The Silence She Swallowed
- Aishatu Sali
- Apr 8, 2025
- 2 min read
She sits in a circle of women, all talking laughing like life is a bouquet of roses.
They speak of love as though it still comes with butterflies.
As though their hearts haven’t been bruised by reality.
As though their nights aren’t heavy with the weight of pretending.
She smiles.
Not because she wants to.
But because she has mastered the art of appearing whole.
Because silence is safer than honesty in a world that doesn’t know what to do with broken truths.
They talk about their men
About breakfast in bed,
About flowers on ordinary days,
About being seen, wanted, touched… gently.

She nods.
But her body feels like a checklist.
Intimacy for her is no longer affection it’s obligation.
It’s the way her voice disappears in the bedroom.
It’s the way she flinches at compliments because they feel rehearsed, not real.
They talk about dreams, starting businesses, traveling the world.
They talk about chasing purpose, about feeling alive.
She stirs her coffee, cold and untouched, like her passions once hot, now frozen.
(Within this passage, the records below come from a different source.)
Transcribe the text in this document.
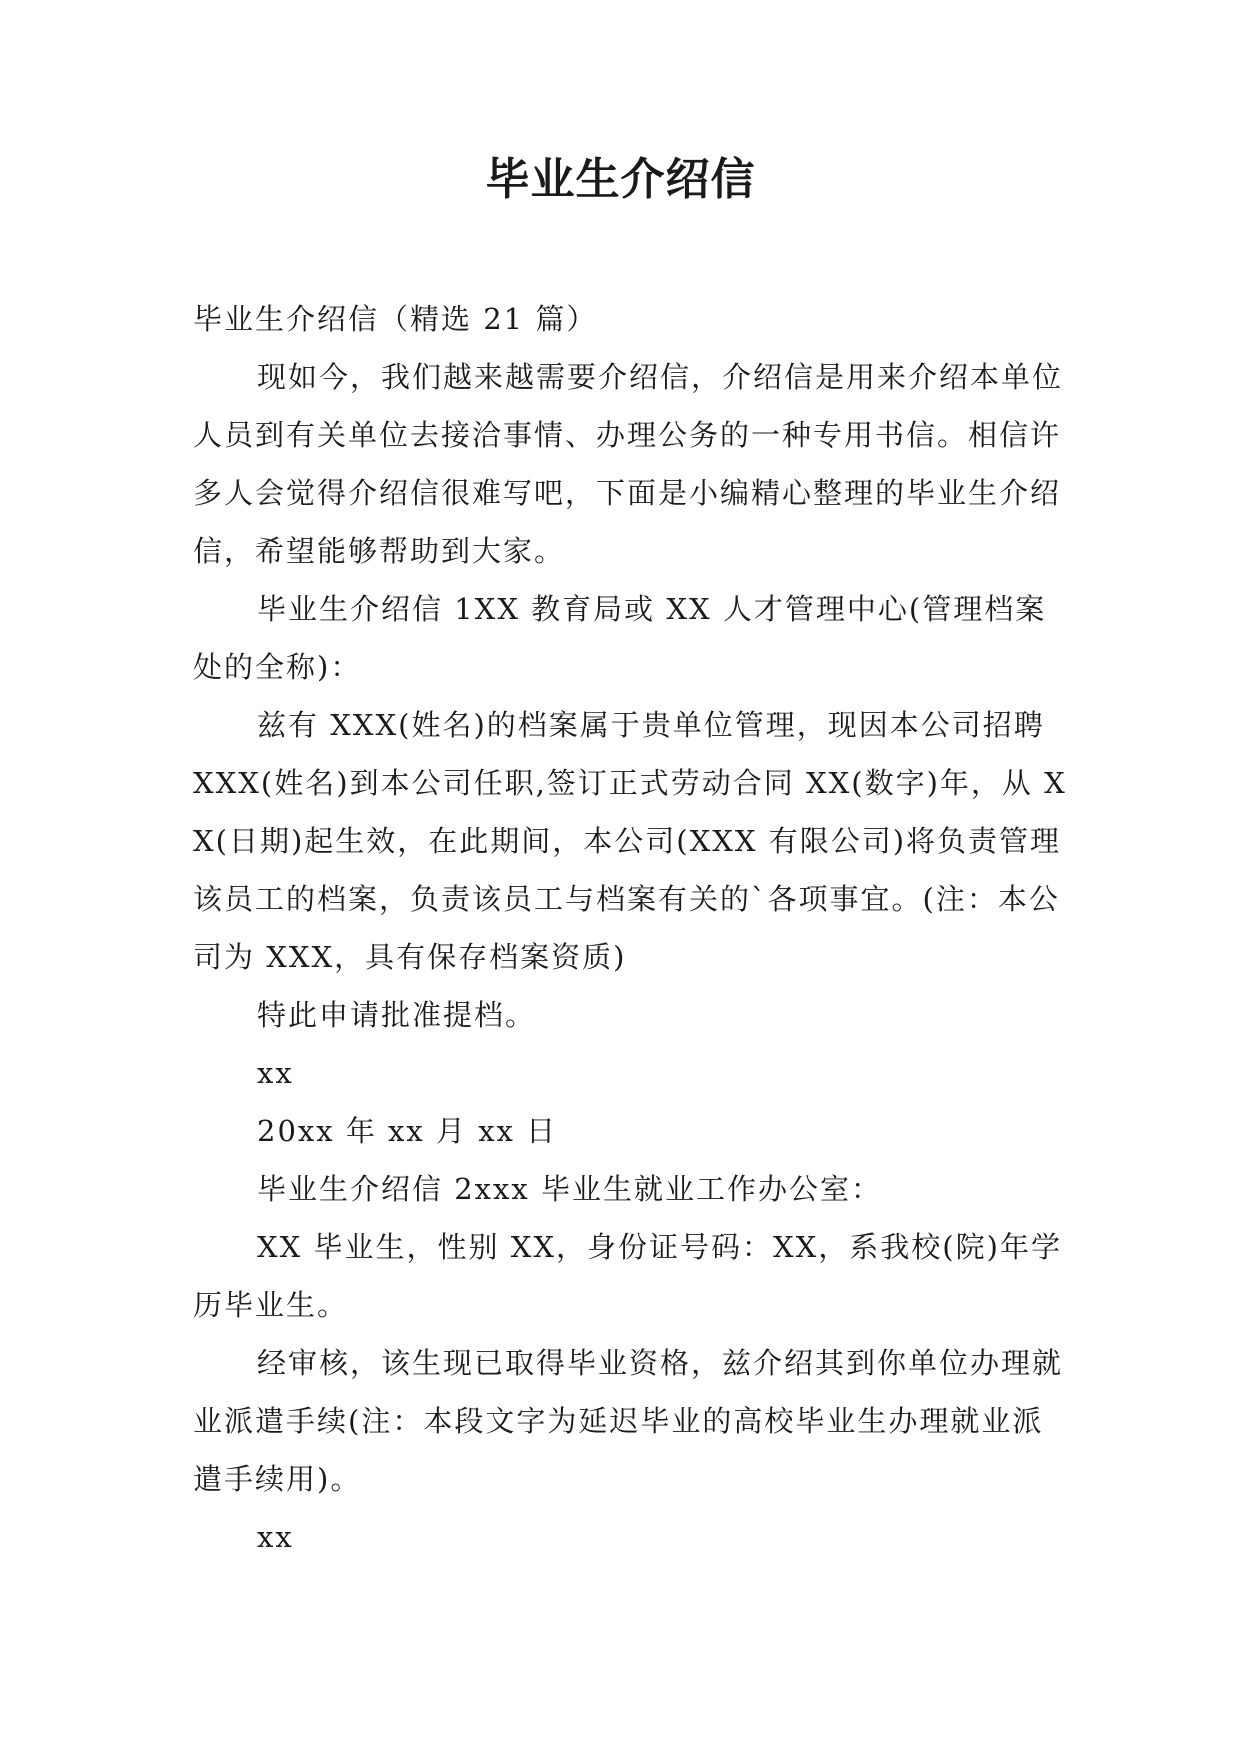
毕业生介绍信

毕业生介绍信（精选 21 篇）

现如今，我们越来越需要介绍信，介绍信是用来介绍本单位人员到有关单位去接洽事情、办理公务的一种专用书信。相信许多人会觉得介绍信很难写吧，下面是小编精心整理的毕业生介绍信，希望能够帮助到大家。

毕业生介绍信 1XX 教育局或 XX 人才管理中心(管理档案处的全称)：

兹有 XXX(姓名)的档案属于贵单位管理，现因本公司招聘 XXX(姓名)到本公司任职,签订正式劳动合同 XX(数字)年，从 XX(日期)起生效，在此期间，本公司(XXX 有限公司)将负责管理该员工的档案，负责该员工与档案有关的`各项事宜。(注：本公司为 XXX，具有保存档案资质)

特此申请批准提档。

xx

20xx 年 xx 月 xx 日

毕业生介绍信 2xxx 毕业生就业工作办公室：

XX 毕业生，性别 XX，身份证号码：XX，系我校(院)年学历毕业生。

经审核，该生现已取得毕业资格，兹介绍其到你单位办理就业派遣手续(注：本段文字为延迟毕业的高校毕业生办理就业派遣手续用)。

xx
Because how does she explain that her dreams were exchanged for survival?
That she once had fire but traded it for duty?
That every day she wakes up asking:
“Is this it? Is this all there is?”
She scrolls through social media later that night, seeing perfect smiles, captioned joys, and filtered realities.
She wonders
Do they also cry in the dark?
Do they, too, lie beside someone and feel completely alone?

She wants to ask.
She wants to scream.
But she doesn’t.
Because some truths are heavier than they seem.
Some pain is easier to swallow than to say aloud.
So she folds her truth into silence… again.
(c) Boddobodes
By Aishatu Sali
So many married women suffer in silence—trapped between expectations and exhaustion, between pretending and pain. Behind the smiling photos and family titles, some carry stories too heavy for words. silence doesn’t always mean peace. Some silences are survival.